SINGLE REVIEW: Sarah Saint James – Heather 

When we look back at our formative years of walking down the school halls and sitting in a classroom pretending like we don’t want to be anywhere else, it’s important to note that everyone had a different experience. We were all in the exact same moment together, but some kids had it easier than others. Some glided through school untouched, others were the bullies inflicting pain, and the rest were the victims. And Sarah Saint James’ bold and genre switching new single ‘Heather’ is a cinematic reflection of her school experience. 
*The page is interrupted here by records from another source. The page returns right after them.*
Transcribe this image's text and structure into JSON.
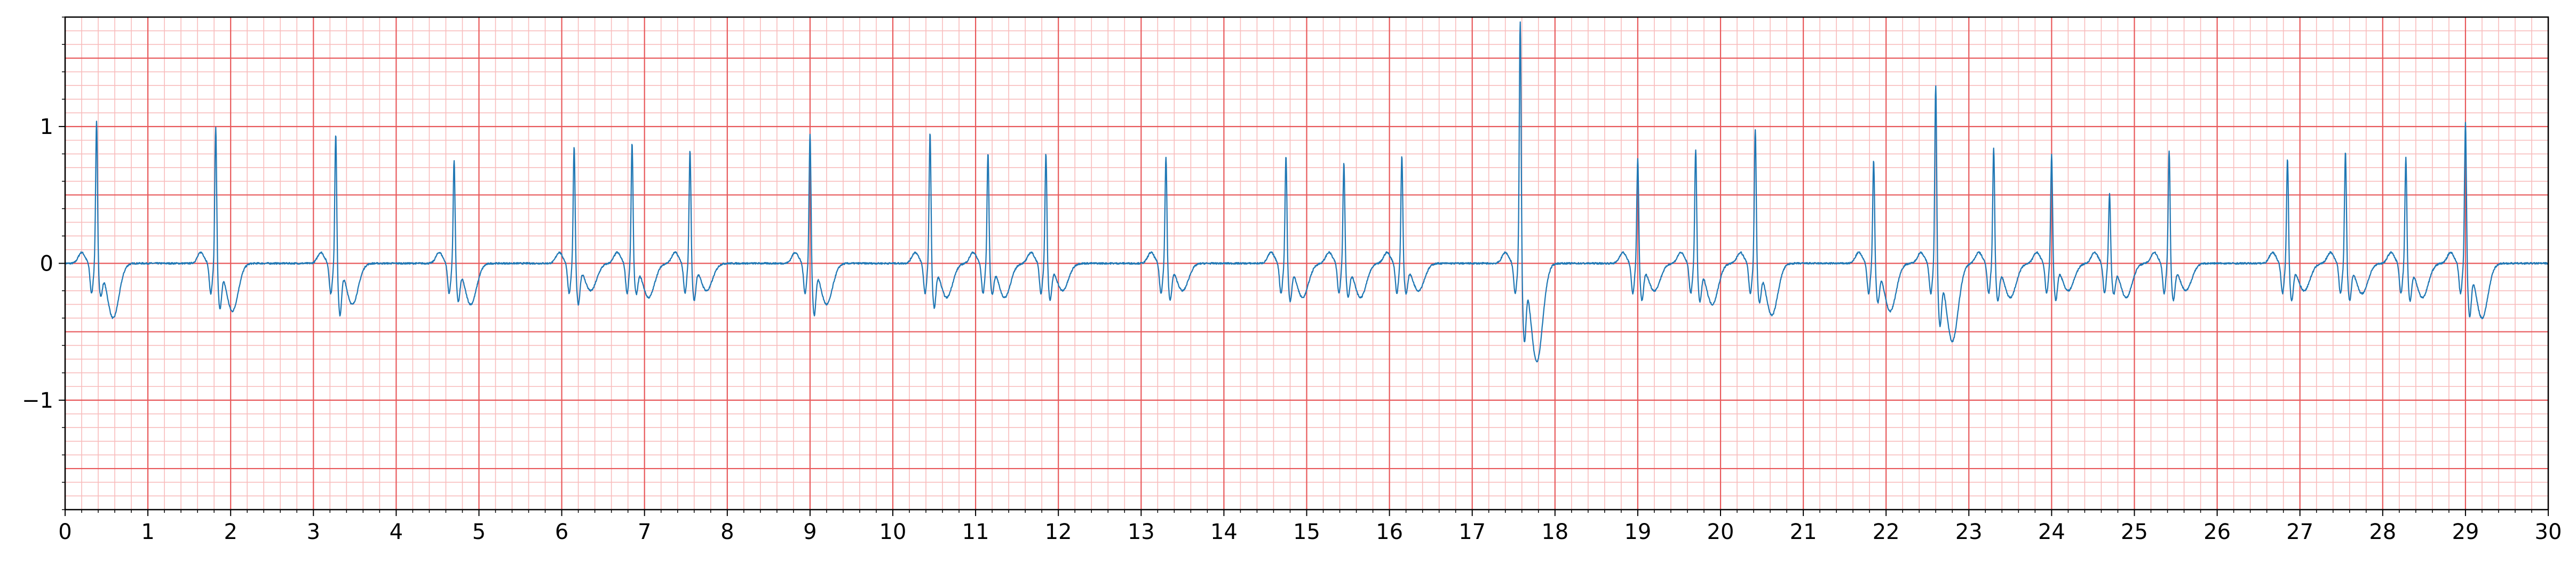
{
  "chart_data": {
    "type": "line",
    "title": "",
    "xlabel": "",
    "ylabel": "",
    "xlim": [
      0,
      30
    ],
    "ylim": [
      -1.8,
      1.8
    ],
    "x_ticks": [
      0,
      1,
      2,
      3,
      4,
      5,
      6,
      7,
      8,
      9,
      10,
      11,
      12,
      13,
      14,
      15,
      16,
      17,
      18,
      19,
      20,
      21,
      22,
      23,
      24,
      25,
      26,
      27,
      28,
      29,
      30
    ],
    "x_tick_labels": [
      "0",
      "1",
      "2",
      "3",
      "4",
      "5",
      "6",
      "7",
      "8",
      "9",
      "10",
      "11",
      "12",
      "13",
      "14",
      "15",
      "16",
      "17",
      "18",
      "19",
      "20",
      "21",
      "22",
      "23",
      "24",
      "25",
      "26",
      "27",
      "28",
      "29",
      "30"
    ],
    "y_ticks": [
      -1,
      0,
      1
    ],
    "y_tick_labels": [
      "−1",
      "0",
      "1"
    ],
    "grid": {
      "major_x_step": 1,
      "minor_x_step": 0.2,
      "major_y_step": 0.5,
      "minor_y_step": 0.1,
      "major_color": "#e8595b",
      "minor_color": "#f8bcbc"
    },
    "series": [
      {
        "color": "#1f77b4",
        "beats": [
          {
            "t": 0.38,
            "r": 1.05,
            "s": -0.2,
            "tw": 0.0,
            "post": -0.4
          },
          {
            "t": 1.82,
            "r": 1.01,
            "s": -0.3,
            "tw": 0.0,
            "post": -0.35
          },
          {
            "t": 3.27,
            "r": 0.97,
            "s": -0.35,
            "tw": 0.0,
            "post": -0.3
          },
          {
            "t": 4.7,
            "r": 0.77,
            "s": -0.25,
            "tw": 0.0,
            "post": -0.3
          },
          {
            "t": 6.15,
            "r": 0.87,
            "s": -0.28,
            "tw": 0.0,
            "post": -0.2
          },
          {
            "t": 6.85,
            "r": 0.89,
            "s": -0.2,
            "tw": 0.0,
            "post": -0.25
          },
          {
            "t": 7.55,
            "r": 0.84,
            "s": -0.25,
            "tw": 0.0,
            "post": -0.2
          },
          {
            "t": 9.0,
            "r": 0.97,
            "s": -0.35,
            "tw": 0.0,
            "post": -0.3
          },
          {
            "t": 10.45,
            "r": 0.97,
            "s": -0.3,
            "tw": 0.0,
            "post": -0.25
          },
          {
            "t": 11.15,
            "r": 0.82,
            "s": -0.2,
            "tw": 0.0,
            "post": -0.25
          },
          {
            "t": 11.85,
            "r": 0.82,
            "s": -0.25,
            "tw": 0.0,
            "post": -0.2
          },
          {
            "t": 13.3,
            "r": 0.79,
            "s": -0.25,
            "tw": 0.0,
            "post": -0.2
          },
          {
            "t": 14.75,
            "r": 0.8,
            "s": -0.25,
            "tw": 0.0,
            "post": -0.25
          },
          {
            "t": 15.45,
            "r": 0.75,
            "s": -0.22,
            "tw": 0.0,
            "post": -0.25
          },
          {
            "t": 16.15,
            "r": 0.8,
            "s": -0.2,
            "tw": 0.0,
            "post": -0.2
          },
          {
            "t": 17.58,
            "r": 1.8,
            "s": -0.5,
            "tw": 0.0,
            "post": -0.72
          },
          {
            "t": 19.0,
            "r": 0.78,
            "s": -0.25,
            "tw": 0.0,
            "post": -0.2
          },
          {
            "t": 19.7,
            "r": 0.85,
            "s": -0.25,
            "tw": 0.0,
            "post": -0.3
          },
          {
            "t": 20.42,
            "r": 1.0,
            "s": -0.25,
            "tw": 0.0,
            "post": -0.38
          },
          {
            "t": 21.85,
            "r": 0.77,
            "s": -0.25,
            "tw": 0.0,
            "post": -0.35
          },
          {
            "t": 22.6,
            "r": 1.33,
            "s": -0.4,
            "tw": 0.0,
            "post": -0.57
          },
          {
            "t": 23.3,
            "r": 0.86,
            "s": -0.25,
            "tw": 0.0,
            "post": -0.25
          },
          {
            "t": 24.0,
            "r": 0.81,
            "s": -0.25,
            "tw": 0.0,
            "post": -0.2
          },
          {
            "t": 24.7,
            "r": 0.52,
            "s": -0.2,
            "tw": 0.0,
            "post": -0.25
          },
          {
            "t": 25.42,
            "r": 0.84,
            "s": -0.25,
            "tw": 0.0,
            "post": -0.2
          },
          {
            "t": 26.85,
            "r": 0.78,
            "s": -0.25,
            "tw": 0.0,
            "post": -0.2
          },
          {
            "t": 27.55,
            "r": 0.83,
            "s": -0.25,
            "tw": 0.0,
            "post": -0.22
          },
          {
            "t": 28.28,
            "r": 0.79,
            "s": -0.25,
            "tw": 0.0,
            "post": -0.25
          },
          {
            "t": 29.0,
            "r": 1.05,
            "s": -0.35,
            "tw": 0.0,
            "post": -0.4
          }
        ]
      }
    ]
  }
}
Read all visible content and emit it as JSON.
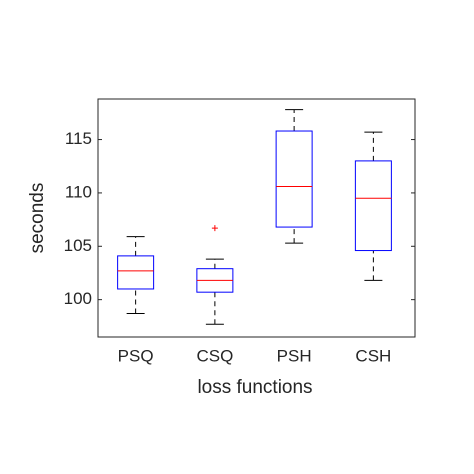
{
  "chart_data": {
    "type": "box",
    "xlabel": "loss functions",
    "ylabel": "seconds",
    "categories": [
      "PSQ",
      "CSQ",
      "PSH",
      "CSH"
    ],
    "boxes": [
      {
        "whislo": 98.7,
        "q1": 101.0,
        "med": 102.7,
        "q3": 104.1,
        "whishi": 105.9,
        "fliers": []
      },
      {
        "whislo": 97.7,
        "q1": 100.7,
        "med": 101.8,
        "q3": 102.9,
        "whishi": 103.8,
        "fliers": [
          106.7
        ]
      },
      {
        "whislo": 105.3,
        "q1": 106.8,
        "med": 110.6,
        "q3": 115.8,
        "whishi": 117.8,
        "fliers": []
      },
      {
        "whislo": 101.8,
        "q1": 104.6,
        "med": 109.5,
        "q3": 113.0,
        "whishi": 115.7,
        "fliers": []
      }
    ],
    "box_color": "#0000ff",
    "median_color": "#ff0000",
    "whisker_color": "#000000",
    "flier_color": "#ff0000",
    "ylim": [
      96.5,
      118.8
    ],
    "yticks": [
      100,
      105,
      110,
      115
    ]
  }
}
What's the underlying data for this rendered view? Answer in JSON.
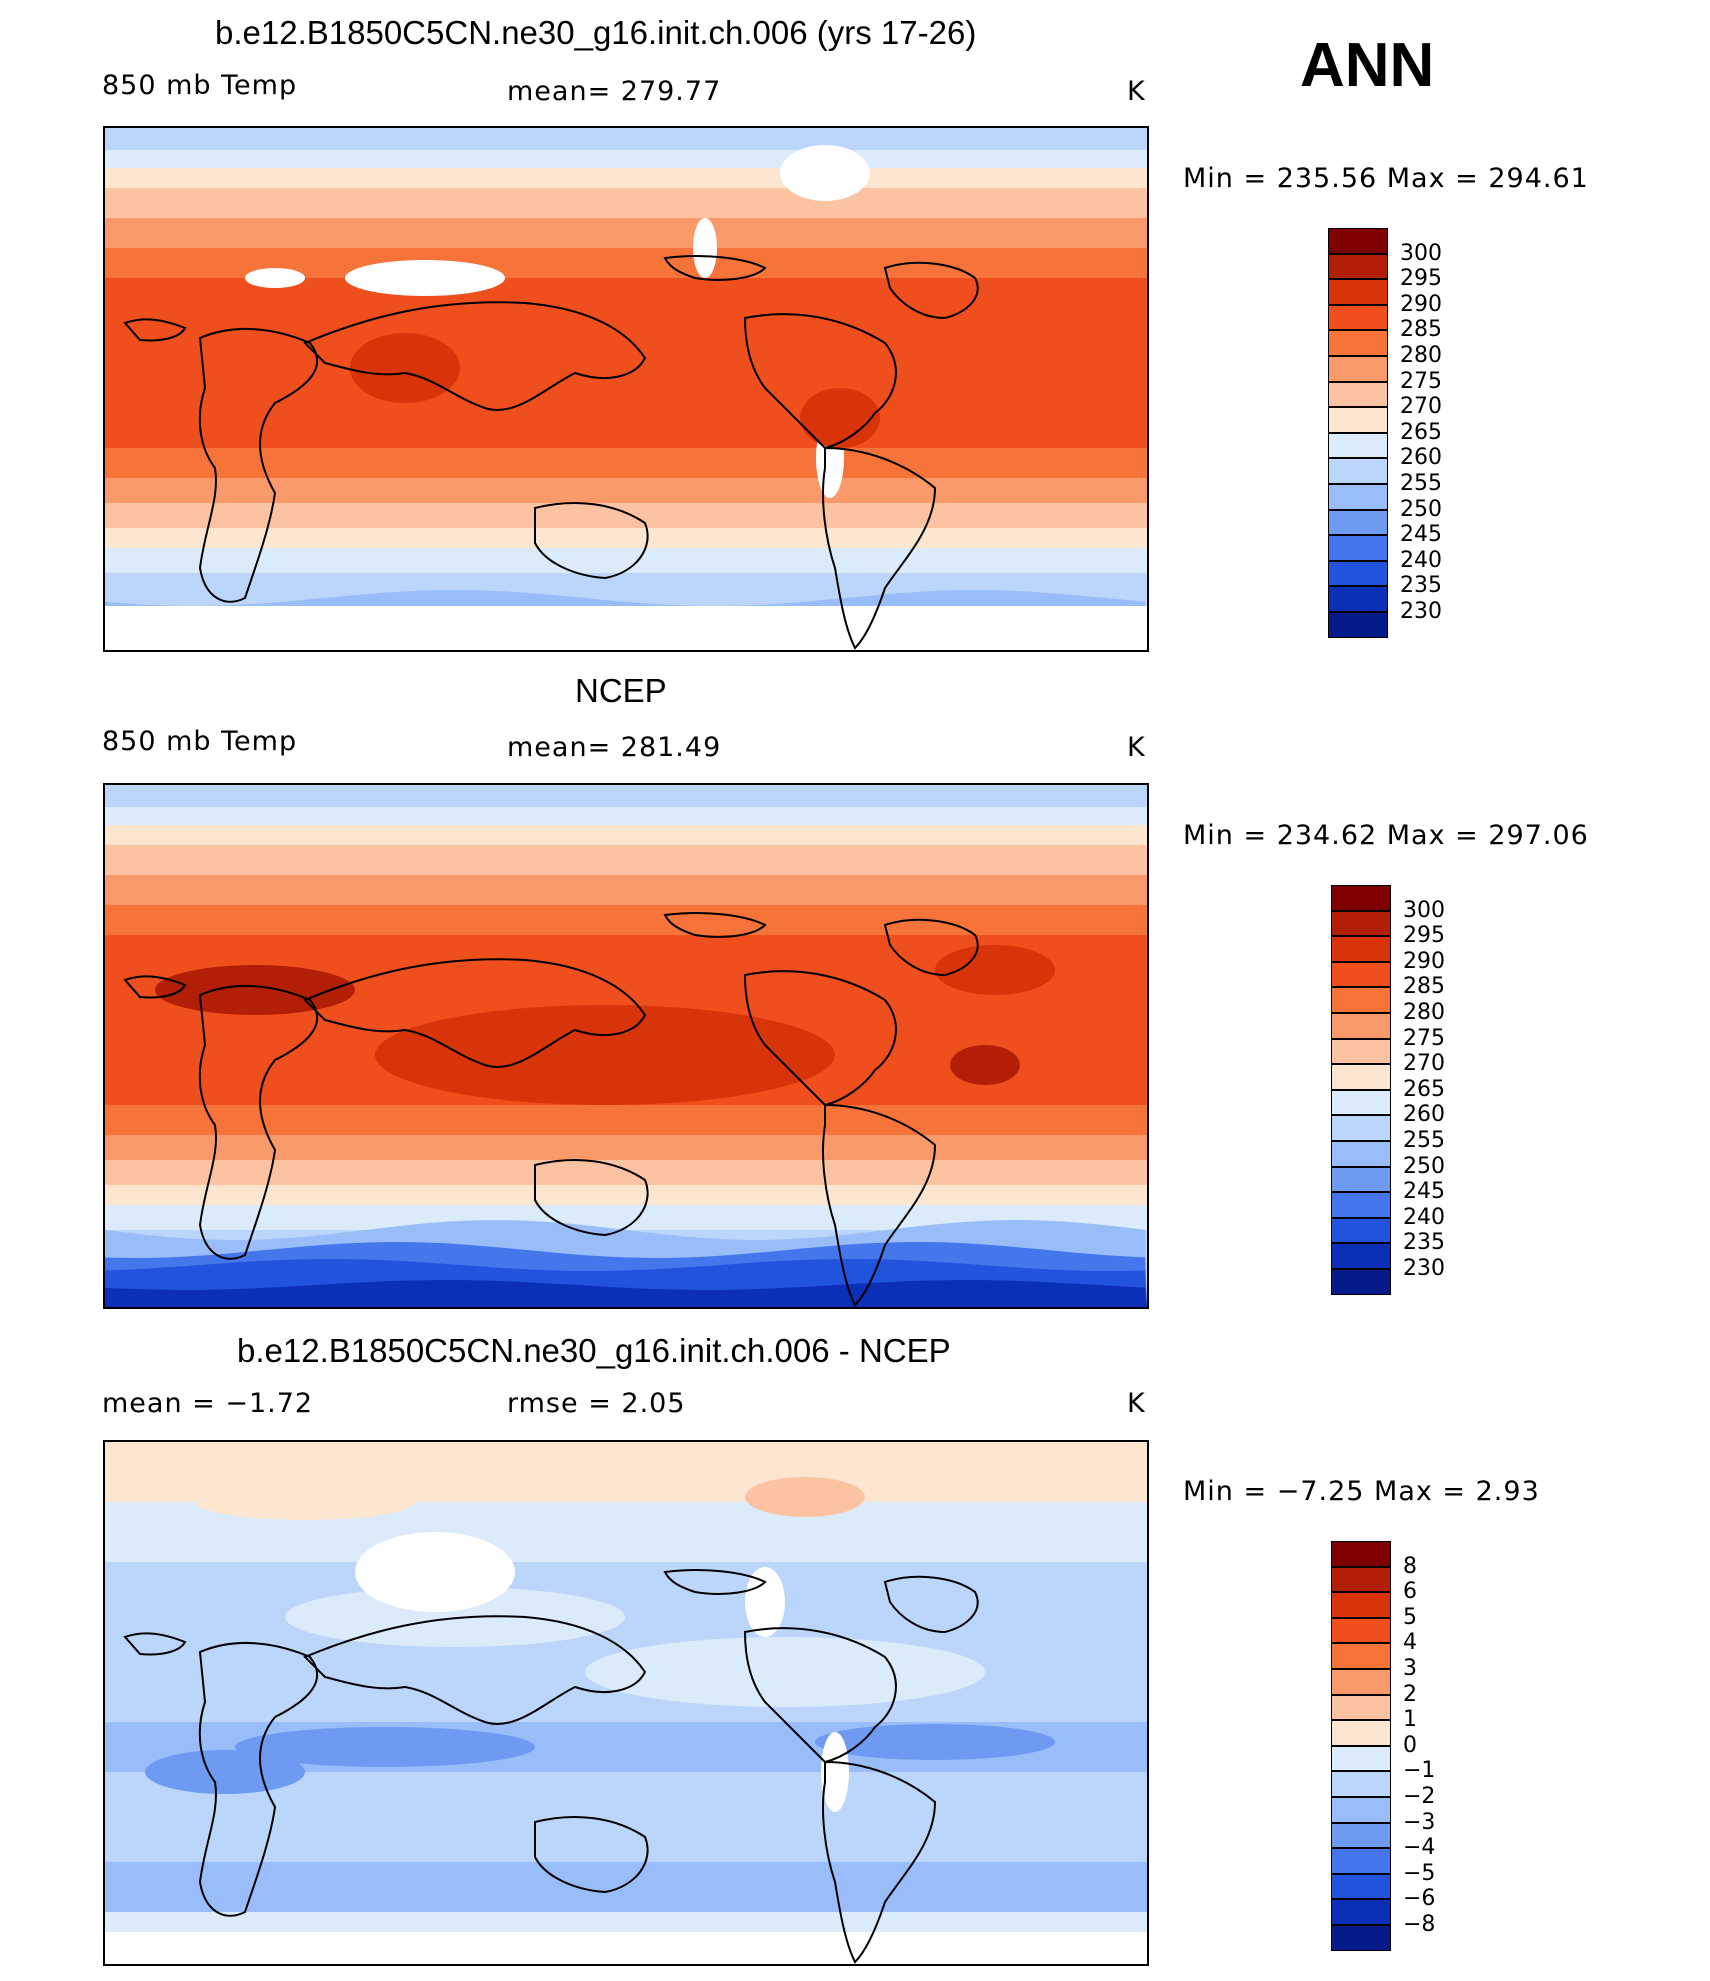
{
  "season": "ANN",
  "panels": [
    {
      "title": "b.e12.B1850C5CN.ne30_g16.init.ch.006 (yrs 17-26)",
      "left_label": "850 mb Temp",
      "center_label": "mean=  279.77",
      "units": "K",
      "minmax": "Min  =  235.56  Max  =  294.61",
      "palette": "temp",
      "colorbar_levels": [
        "300",
        "295",
        "290",
        "285",
        "280",
        "275",
        "270",
        "265",
        "260",
        "255",
        "250",
        "245",
        "240",
        "235",
        "230"
      ]
    },
    {
      "title": "NCEP",
      "left_label": "850 mb Temp",
      "center_label": "mean=  281.49",
      "units": "K",
      "minmax": "Min  =  234.62  Max  =  297.06",
      "palette": "temp",
      "colorbar_levels": [
        "300",
        "295",
        "290",
        "285",
        "280",
        "275",
        "270",
        "265",
        "260",
        "255",
        "250",
        "245",
        "240",
        "235",
        "230"
      ]
    },
    {
      "title": "b.e12.B1850C5CN.ne30_g16.init.ch.006 - NCEP",
      "left_label": "mean  =     −1.72",
      "center_label": "rmse  =     2.05",
      "units": "K",
      "minmax": "Min  =    −7.25  Max  =     2.93",
      "palette": "diff",
      "colorbar_levels": [
        "8",
        "6",
        "5",
        "4",
        "3",
        "2",
        "1",
        "0",
        "−1",
        "−2",
        "−3",
        "−4",
        "−5",
        "−6",
        "−8"
      ]
    }
  ],
  "colors": {
    "colorbar_16": [
      "#7f0000",
      "#b21e06",
      "#d8340a",
      "#ef4f1c",
      "#f6743a",
      "#fa9a6a",
      "#fcc3a2",
      "#fde6d0",
      "#dcebfa",
      "#bcd6fb",
      "#99bdf8",
      "#6e9af2",
      "#4676eb",
      "#2153dd",
      "#0b2fb7",
      "#061a8a"
    ]
  }
}
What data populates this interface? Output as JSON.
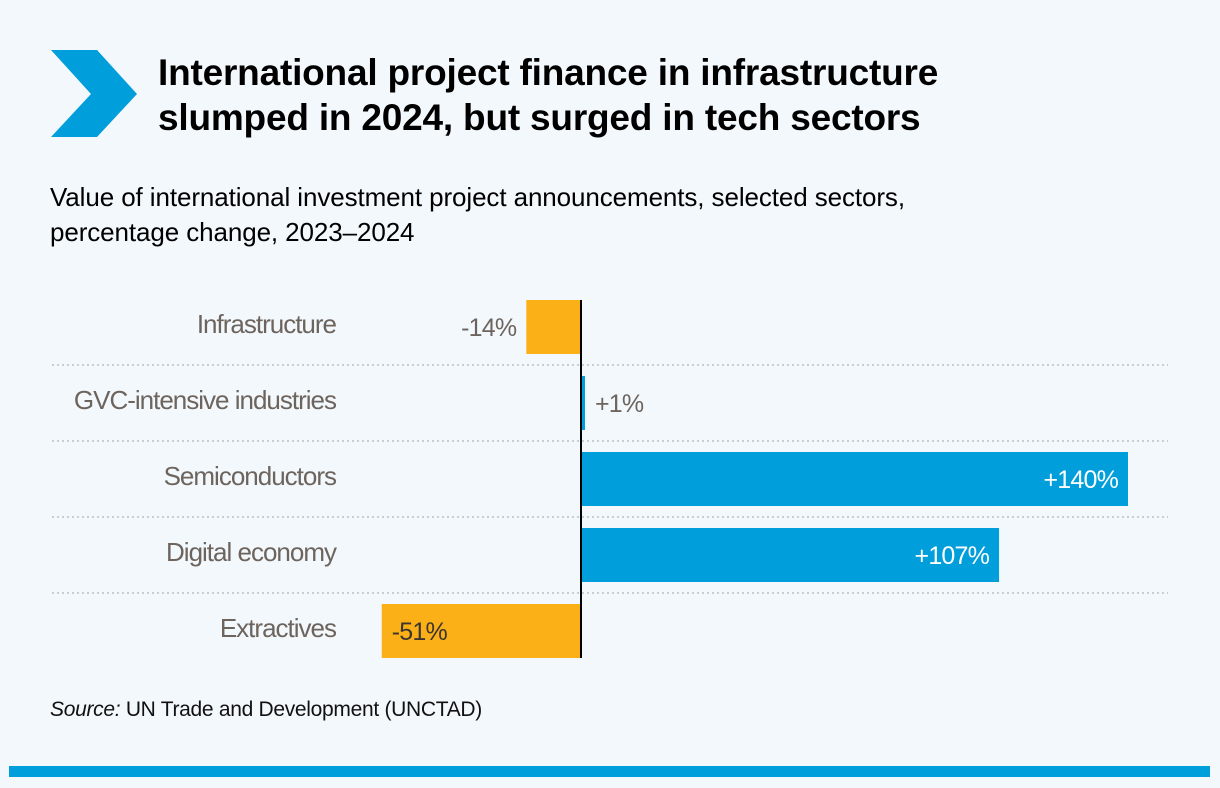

Sarah was one of the victims of a girl we are going to call ‘Heather’, who was once one of her best friends before she betrayed Sarah and spread a nasty and false rumour about her which resulted her to lose all her friends. Finding herself in a really vulnerable time in her life where she was critically ill and hospitalised and her dad simultaneously abandoned her, she had never felt more alone. But however hard the group of mean girls tried to bury her six feet under, she didn’t give in. This song explores that time and celebrates her strength that got her through to the other side where she is now an exceptionally successful creative who is proud of her queerness and who she is. “Every day is a nightmare. Blood red ribbon in your hair. And what the hell have you been through to make you act so cruel?” she sings during the opening verse before getting dark and literal in the chorus; “Heather, would you be better, if I told you just where to dig my grave? Load the gun and take your aim”. 

Co-written with Alex Lahey and Jess Ellwood, this pop-punk song is a big departure from her previous dark and glittery pop songs that have to-date filled up her discography. Paying homage to all the bands she obsessed with during her formative years (and still now), there is a euphoric Paramore meets Short Stack energy that radiates through. While the song addresses a dark time in her life, there is a lot of light captured in where she is now. Upon the very first listen you will be immediately obsessed, and if you’re a victim of bullying you will be ready to scream out every lyric with her. 

Sarah Saint James is one of the most exciting and important newcomers in the Australian music scene, and ‘Heather’ is another addition of proof to why she will be a name you are only going to hear more and more of.